Hinterland Aviation managing director Mark Dorward says he expects air links to communities affected by the voluntary shutdown of Skytrans to be restored by other airlines once the dust settles.
Skytrans chief executive Simon Wild’s decision to stop flying on Friday January 2 and wind up the company after 25 years of operations has left some remote towns without essential air services at a time when the arrival of the wet season leaves roads to Cape York impossible to drive through.
As an interim measure, the Queensland government has chartered aircraft from both Hinterland and fellow North Queensland-based operator West Wing Aviation to assist passengers stranded by the sudden shut down.
Dorward says Hinterland, Regional Express (Rex) and West Wing are all likely to have an opportunity to pick up the ex-Skytrans routes.
“Between the three operators, all the ex-Skytrans services will be taken up,” Dorward said from Cairns on Wednesday.
“I have looked at the passenger route data and I think there is something in each route out there for everyone.

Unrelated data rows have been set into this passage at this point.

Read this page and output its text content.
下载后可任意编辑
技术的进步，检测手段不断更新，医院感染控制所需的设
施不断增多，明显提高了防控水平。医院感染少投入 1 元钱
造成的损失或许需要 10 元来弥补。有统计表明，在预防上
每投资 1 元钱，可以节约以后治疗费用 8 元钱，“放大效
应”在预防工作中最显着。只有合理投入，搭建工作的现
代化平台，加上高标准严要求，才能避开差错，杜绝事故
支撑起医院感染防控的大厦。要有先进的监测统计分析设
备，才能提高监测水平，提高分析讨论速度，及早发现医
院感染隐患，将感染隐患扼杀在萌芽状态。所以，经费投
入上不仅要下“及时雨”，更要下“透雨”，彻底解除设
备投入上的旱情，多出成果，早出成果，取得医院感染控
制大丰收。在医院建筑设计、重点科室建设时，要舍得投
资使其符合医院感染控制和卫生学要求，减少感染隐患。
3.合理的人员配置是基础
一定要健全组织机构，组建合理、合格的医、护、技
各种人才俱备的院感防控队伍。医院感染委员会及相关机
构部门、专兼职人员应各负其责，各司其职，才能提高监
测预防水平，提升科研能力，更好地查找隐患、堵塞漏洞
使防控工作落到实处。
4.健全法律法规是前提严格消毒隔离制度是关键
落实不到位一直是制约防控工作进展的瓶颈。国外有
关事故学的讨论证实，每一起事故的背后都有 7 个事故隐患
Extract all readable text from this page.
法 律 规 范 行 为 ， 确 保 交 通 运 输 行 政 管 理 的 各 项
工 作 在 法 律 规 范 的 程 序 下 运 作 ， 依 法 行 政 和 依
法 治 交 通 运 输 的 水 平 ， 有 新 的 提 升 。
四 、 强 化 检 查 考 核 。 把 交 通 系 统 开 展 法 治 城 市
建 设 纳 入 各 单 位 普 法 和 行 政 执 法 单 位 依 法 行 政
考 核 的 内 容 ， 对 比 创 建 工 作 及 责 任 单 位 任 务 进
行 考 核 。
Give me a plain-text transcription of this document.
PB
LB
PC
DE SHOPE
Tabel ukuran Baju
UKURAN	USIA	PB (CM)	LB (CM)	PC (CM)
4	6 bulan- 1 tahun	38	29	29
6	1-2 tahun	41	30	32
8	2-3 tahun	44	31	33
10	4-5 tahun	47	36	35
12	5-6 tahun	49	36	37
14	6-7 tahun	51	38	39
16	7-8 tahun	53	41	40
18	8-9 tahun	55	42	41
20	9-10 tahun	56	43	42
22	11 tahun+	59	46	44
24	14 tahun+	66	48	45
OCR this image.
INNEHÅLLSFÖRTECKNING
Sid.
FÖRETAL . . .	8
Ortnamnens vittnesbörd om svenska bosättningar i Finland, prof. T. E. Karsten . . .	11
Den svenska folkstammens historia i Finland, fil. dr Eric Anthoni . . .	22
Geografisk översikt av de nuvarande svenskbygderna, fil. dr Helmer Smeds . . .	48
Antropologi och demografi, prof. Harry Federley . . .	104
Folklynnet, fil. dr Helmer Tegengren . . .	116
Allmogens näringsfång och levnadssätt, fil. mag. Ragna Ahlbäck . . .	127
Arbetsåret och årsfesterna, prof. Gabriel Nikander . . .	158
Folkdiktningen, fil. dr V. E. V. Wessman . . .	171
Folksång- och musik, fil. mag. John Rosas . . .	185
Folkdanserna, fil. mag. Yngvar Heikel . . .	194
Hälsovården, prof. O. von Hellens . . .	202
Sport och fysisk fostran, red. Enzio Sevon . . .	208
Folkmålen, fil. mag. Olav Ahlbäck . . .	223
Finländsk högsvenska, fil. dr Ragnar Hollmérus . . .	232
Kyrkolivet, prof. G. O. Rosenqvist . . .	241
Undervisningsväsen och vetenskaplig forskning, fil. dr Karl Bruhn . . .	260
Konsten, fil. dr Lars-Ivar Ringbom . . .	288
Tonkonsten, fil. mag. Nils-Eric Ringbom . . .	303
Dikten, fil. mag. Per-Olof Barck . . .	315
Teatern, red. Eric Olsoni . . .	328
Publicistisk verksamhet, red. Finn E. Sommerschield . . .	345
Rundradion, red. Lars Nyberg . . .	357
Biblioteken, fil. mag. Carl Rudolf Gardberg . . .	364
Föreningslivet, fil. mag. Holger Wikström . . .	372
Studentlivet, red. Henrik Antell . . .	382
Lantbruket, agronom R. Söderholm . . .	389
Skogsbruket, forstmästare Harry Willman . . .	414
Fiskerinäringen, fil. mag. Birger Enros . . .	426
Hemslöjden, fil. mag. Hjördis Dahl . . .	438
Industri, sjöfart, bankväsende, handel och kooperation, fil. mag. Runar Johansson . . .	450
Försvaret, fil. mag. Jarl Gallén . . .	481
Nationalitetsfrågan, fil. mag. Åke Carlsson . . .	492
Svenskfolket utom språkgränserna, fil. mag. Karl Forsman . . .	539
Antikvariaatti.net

“What we are doing is having a look at that and seeing what we are able to do to restore a link going forward.”
Hinterland’s fleet of 11 aircraft consists of four-seat Cessna 310s up to 12-seat Cessna 208 Caravans.
West Wing also has a similar spread of aircraft, but also flies the larger Beechcraft 1900D with 19 seats.
Meanwhile, Rex operates the 34-seat Saab 340.
Dorward said it was a “no brainer” some of the longer routes to towns such as Bamagah would be taken up by Rex, given the healthy passenger numbers.
Meanwhile, some of the closer destinations – Aurukun, Coen and Lockhart River – would be suited to operators with smaller capacity aircraft.
“The closer routes tend to suit our operations and it is quite well matched because the longer routes have the bigger numbers and the shorter routes have the smaller numbers,” Dorward said.
“At some point we will speak to the communities and the government about our plans and that will happen pretty quickly. I’d say that will happen in the next week.”
A commercial advisor to West Wing Aviation, Mike Thinee, said the airline was keen to serve some of the ex-Skytrans routes.
“The routes are viable, they have always been,” Thinee said.
“Certainly they are good routes.”
Rex, which recently expanded its Queensland operations with the commencement of three newly-won government subsidised route contracts, said on January 2 it stood ready and willing to assist stranded passengers in Queensland’s Cape York region and was putting together an emergency action plan.
The airline hoped to receive approval from the Civil Aviation Safety Authority (CASA) within six weeks to fly to some of the communities affected by Skytrans’ decision to shut down.
“We will also mobilise additional aircraft and crew to carry out a fuller service within 3-4 months after a feasibility analysis,” Rex chief operating officer Neville Howell said in a statement.
Howell said the regional airline group would also seek permission from CASA to run “emergency charter substitution services so that the communities will not be completely cut off for weeks”.
Skytrans appointed Bentleys Chartered Accountants as voluntary administrators to manage the wind down of the Queensland-based regional carrier on Monday.
Bentleys was likely to issue a formal notice to creditors “later this week”, according to the Skytrans website, while the first meeting of creditors was expected to be held on January 15.
Wild said the downturn of resources-related flying work and the slumping Australian dollar, along with the loss of its three government contracts, were among the key factors in his decision to close down Skytrans just a day after its 25-year anniversary.
The Skytrans boss said at the time all staff entitlements including redundancy pay and superannuation were up to date.
“To continue flying would have potentially risked the financial entitlement pool of our people,” Wild said in a statement on January 2.
“To us that one single thing was not negotiable. We were determined that should the business not survive, that our employees were paid their entitlements.”
Dorward noted the difficult conditions being faced by all airline operators currently, given the drop off in the mining sector, weak discretionary spending and government work in Queensland being “probably half of what it was”.
This was despite the helpful reduction in the price of fuel, as well as the resumption of a government subsidy for enroute navigation charges for regional routes.